GBP EUR Exchange Rate: Weekly Review July 23rd 

GBP EUR Exchange Rate: Weekly Review July 23rd 

The GBP EUR exchange rate lowered ahead of the European Central Bank meeting this week after employment and inflation figures for the UK. The UK employment report was robust with more jobs created than expected. Inflation was higher for the ninth-consecutive month due to energy and food prices. The European Central Bank hiked rates on Thursday by 50 bps.

The GBP v EUR dipped to 1.1730 ahead of the ECB meeting.

UK jobs market improves, but real wages are a headwind

The UK economy saw better-than-expected employment figures. However, the pound sterling was weaker on the day from falling wages.

The latest data from the Office for National Statistics showed an additional 296,000 workers in employment. The unemployment rate was also at 3.8% after fears that it would increase to 3.9%.

But the problem for sterling was in wages, where actual pay, minus bonuses, was 2.8% lower during the three months to May than a year earlier. That was the sixth-straight decline in a row and the fastest drop since records began in 2001.

The ONS said the figures suggested a “mixed” picture of the jobs market. Demand for labour is still very high as unemployment decreased again; there was another record low for redundancies. This follows recent rises in inflation. Salaries are falling in real terms, including and excluding bonuses.

Wednesday brought the latest UK inflation figures, which were higher than expected at 9.4% against 9.3% predicted.

On Wednesday, economists at Daiwa stated that the data highlighted that the labour market remains tight.

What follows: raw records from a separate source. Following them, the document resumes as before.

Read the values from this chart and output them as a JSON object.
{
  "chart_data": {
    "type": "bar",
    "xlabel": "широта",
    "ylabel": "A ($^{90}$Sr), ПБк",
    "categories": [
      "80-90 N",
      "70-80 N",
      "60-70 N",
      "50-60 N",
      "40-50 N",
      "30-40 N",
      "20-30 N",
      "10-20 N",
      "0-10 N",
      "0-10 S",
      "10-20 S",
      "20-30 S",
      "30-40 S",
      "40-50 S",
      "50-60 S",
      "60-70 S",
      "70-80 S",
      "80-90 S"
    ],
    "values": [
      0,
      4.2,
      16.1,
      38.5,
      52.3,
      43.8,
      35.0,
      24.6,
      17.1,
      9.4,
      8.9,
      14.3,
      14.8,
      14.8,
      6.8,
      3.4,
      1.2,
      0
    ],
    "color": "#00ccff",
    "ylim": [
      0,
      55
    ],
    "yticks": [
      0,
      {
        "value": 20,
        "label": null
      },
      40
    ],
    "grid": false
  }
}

A programme of active Gilt sales will likely be underway in the coming months. It was not surprising that BoE Governor Bailey confirmed that a 50bps hike would be part of next month’s discussion.

UK house prices also gained on the month to hit a 12.8% annual rate, but industry insiders expect interest rates to affect pricing as fixed rates expire.

European Central Bank and negative rate cycle

The European Central Bank raised interest rates on Thursday. The move ended the negative rate cycle in the Eurozone. The ECB introduced a new tool to protect the bond yields of indebted countries.

Rabobank was not expecting a 50bps rate hike from the ECB, saying that the argument for a 50bp move did not entirely convince it. A more extensive hike might become a “bargaining chip” in challenging discussions on the anti-fragmentation instrument.

The other big news for the euro this week was the expectation that Russian gas would come back online after Russia’s maintenance.